Politics of the Whole
'WHO does he think he is? He's not the president!'' This has often been the reaction to Newt Gingrich when he has railed too strongly against Bill Clinton in the long-playing budget saga.
Mr. Gingrich is Speaker of the House, elected by his Republican colleagues in Congress and by no one else apart from the voters in his Georgia district. He has done one whale of a job as Speaker - at times, almost too good a job at framing the contest with the White House. He's done that while driven by the pack of freshman Republicans bent on sudden reforms, all the while maintaining an intellectual framework for his program. But he isn't the president.
Still, voters looking at the presidential candidates moving from Iowa to New Hampshire may want to consider how each could deal with a legislative process that is more polarized than at any time in decades.

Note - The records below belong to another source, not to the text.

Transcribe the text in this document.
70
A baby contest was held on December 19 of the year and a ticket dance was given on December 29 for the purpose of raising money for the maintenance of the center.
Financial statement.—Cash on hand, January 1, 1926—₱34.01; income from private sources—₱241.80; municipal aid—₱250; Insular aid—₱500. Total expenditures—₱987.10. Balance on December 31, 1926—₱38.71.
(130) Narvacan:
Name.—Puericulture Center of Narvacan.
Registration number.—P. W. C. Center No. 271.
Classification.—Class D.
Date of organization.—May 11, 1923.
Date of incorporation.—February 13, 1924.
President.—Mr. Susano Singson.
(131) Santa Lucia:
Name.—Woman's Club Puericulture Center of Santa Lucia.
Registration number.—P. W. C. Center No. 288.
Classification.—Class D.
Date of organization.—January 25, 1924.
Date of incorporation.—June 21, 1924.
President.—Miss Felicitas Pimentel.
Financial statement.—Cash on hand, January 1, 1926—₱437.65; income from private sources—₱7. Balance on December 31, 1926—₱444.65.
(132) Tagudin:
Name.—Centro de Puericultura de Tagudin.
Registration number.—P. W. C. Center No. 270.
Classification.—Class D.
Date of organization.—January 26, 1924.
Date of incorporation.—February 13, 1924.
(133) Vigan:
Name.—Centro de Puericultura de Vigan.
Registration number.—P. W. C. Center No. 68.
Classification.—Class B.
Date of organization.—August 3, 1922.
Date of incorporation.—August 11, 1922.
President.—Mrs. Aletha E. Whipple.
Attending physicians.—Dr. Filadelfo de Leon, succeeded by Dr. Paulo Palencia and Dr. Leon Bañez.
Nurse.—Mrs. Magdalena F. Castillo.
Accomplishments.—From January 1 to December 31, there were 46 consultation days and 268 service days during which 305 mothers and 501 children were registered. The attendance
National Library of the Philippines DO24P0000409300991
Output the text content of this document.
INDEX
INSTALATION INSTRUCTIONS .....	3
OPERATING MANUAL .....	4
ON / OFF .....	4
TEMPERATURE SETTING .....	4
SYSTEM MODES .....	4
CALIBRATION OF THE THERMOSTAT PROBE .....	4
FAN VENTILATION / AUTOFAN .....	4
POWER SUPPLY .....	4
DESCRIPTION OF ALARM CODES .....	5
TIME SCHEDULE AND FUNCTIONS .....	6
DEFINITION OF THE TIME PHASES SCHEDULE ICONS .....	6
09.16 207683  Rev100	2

Here let me post two contrasting trends: the standoff in Congress between Republicans and Democrats that has left little ground for moderation or compromise; and a longer-term nationalization of American politics that since the civil rights-torn 1960s has seen a narrowing of divisions on social and economic issues.
Trend 1: The voting record of Congress in 1995 was unprecedented for the number of state delegations that scored zero on the liberal/conservative rating cards of groups like the Americans for Democratic Action. Many state delegations maintained their longtime profiles. Liberal Massachusetts and New York congressmen helped lead the Northeast to a 54 percent liberal rating, while California and much of the rest of the West showed its familiar political schizophrenia with an even split between Democrats in the 80-plus percent liberal range and Republicans in the single-digit conservative range.
A party-line voting strategy lay behind this polarization, of course. Democrats and Republicans held together a majority of their memberships in opposing each other on 73 percent of the votes in the House and on 69 percent of the votes in the Senate: both are records (the unity vote average was in the mid-40 percent range for four decades).
Note that the Clinton White House has made effective use of its own troops in Congress: In fact, when Republicans (usually the less cohesive party) make strong unity showings, the Democrats may be doing even better, as was the case under Speaker Tip O'Neill against Reagan's GOP.
The recent quick compromise on the telecommunications bill suggests a new pattern may be evolving.
Product liability reform, regulatory reform, line-item veto are issues that may get compromise treatment, says Congress analyst Norman Ornstein. Republicans sense they appear to want things too much their own way, not only ideologically but in the balance-of-power equation - the House leadership wanting to run Congress and the White House too.
Trend 2: the nationalization of US politics. In 1965, the difference between the most liberal and most conservative regions in congressional voting patterns was 40 percent: The Northeast scored 60 percent liberal, the South about 20 percent liberal. By 1980 the gap had shrunk to 30 percent (58 percent/28 percent). It now stands at 20 percent (54 percent/34 percent). Over the same period the gap between the more liberal West and the moderate Midwest shrank from 12 percent in 1965 to barely 1 percent in 1995.
Compared with passionate issues like civil rights, Vietnam, the cold war, even early farm policy, today's political agenda is tame. Education (especially higher education for women), globalization, technology, communication are now casting issues more for the whole of America than for its parts.